Abstract Title: | Hg Methylation in Iron-rich Soils from Iceland with Contrasting Organic Matter Content |
Presenter Name: | Maureen Le Bars |
Company/Institution: | Institute of Biogeochemistry and Pollutant Dynamics, Department of Environmental Systems Science, CHN, ETH Zurich, 8092 Zurich, Switzerland |
Session: | Mercury in the Terrestrial Ecosystems |
Co-Authors: | Maureen Le Bars,Sylvain Bouchet,Laurel K. ThomasArrigo,Ruben Kretzschmar |
Abstract Information :
Soils in the subarctic region accumulate Hg mainly due to the affinity of Hg for organic matter. However, previous studies have shown that the neurotoxic methylmercury (MeHg) can be produced in soils under reducing conditions and released into adjacent aquatic ecosystems. Yet, the biogeochemical parameters controlling microbial Hg methylation in soils are still not completely understood. For example, the influence of Fe and C cycles on Hg methylation in soils remains unclear.
This study focused on soils from Iceland as they are a good example of subarctic soils impacted by redox fluctuations, which are expected to be more frequent with heavier precipitation events predicted with climate change.
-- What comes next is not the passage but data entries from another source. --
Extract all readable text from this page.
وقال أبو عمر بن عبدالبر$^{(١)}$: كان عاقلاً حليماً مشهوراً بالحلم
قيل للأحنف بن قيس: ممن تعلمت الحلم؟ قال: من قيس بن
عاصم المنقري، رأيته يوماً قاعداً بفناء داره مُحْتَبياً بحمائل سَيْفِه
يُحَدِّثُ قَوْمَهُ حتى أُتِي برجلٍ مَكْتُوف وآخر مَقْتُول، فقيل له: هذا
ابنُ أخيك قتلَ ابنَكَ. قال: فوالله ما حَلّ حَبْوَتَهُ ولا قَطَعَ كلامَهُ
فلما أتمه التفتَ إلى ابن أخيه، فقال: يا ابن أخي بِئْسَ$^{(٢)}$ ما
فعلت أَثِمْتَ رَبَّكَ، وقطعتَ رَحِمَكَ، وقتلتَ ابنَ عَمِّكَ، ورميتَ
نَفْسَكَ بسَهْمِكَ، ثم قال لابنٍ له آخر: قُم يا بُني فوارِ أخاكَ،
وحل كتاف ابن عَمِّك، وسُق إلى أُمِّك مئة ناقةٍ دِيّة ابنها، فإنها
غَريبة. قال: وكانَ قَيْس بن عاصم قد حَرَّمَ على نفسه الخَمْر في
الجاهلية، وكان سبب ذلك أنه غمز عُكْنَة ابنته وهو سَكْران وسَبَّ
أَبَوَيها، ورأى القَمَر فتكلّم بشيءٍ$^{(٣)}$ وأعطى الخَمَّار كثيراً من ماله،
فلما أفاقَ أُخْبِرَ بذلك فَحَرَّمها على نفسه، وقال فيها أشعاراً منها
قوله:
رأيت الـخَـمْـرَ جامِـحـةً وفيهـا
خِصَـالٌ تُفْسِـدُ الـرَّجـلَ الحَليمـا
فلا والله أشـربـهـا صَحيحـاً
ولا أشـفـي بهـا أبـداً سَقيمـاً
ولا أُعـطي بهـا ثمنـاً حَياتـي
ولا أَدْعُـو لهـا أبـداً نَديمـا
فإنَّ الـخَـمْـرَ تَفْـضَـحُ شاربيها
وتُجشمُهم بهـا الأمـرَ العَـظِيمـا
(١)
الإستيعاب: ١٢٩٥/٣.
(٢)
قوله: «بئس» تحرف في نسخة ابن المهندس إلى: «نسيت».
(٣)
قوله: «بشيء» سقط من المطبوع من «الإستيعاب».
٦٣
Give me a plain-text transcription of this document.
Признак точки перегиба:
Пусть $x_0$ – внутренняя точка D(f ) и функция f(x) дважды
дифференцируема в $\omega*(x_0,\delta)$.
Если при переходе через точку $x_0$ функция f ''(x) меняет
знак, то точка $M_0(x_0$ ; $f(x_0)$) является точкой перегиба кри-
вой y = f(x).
Also, these soils are rich in Fe and organic matter, and they contain abundant short-range ordered minerals (e.g. allophanes, ferrihydrite), responsible for carbon and nutrient accumulations.
We conducted a 4-month incubation experiment with slurries made with 6 topsoils and 3 subsoils exhibiting contrasting amounts and quality of C (4-25 wt.%, C/N molar ratios from 13 to 19), Fe contents (4-11 wt.%) and C/Fe molar ratios (2 to 31). MeHg production and release in the aqueous phase were determined by monitoring Hg species (MeHg, inorganic Hg) in the solid and aqueous phases by GC-ICP-MS. Other physico-chemical parameters were measured concomitantly in the aqueous phase (e.g. Eh, pH, Fe, DOC, SO42- concentrations) to identify geochemical processes favoring Hg transformations and release.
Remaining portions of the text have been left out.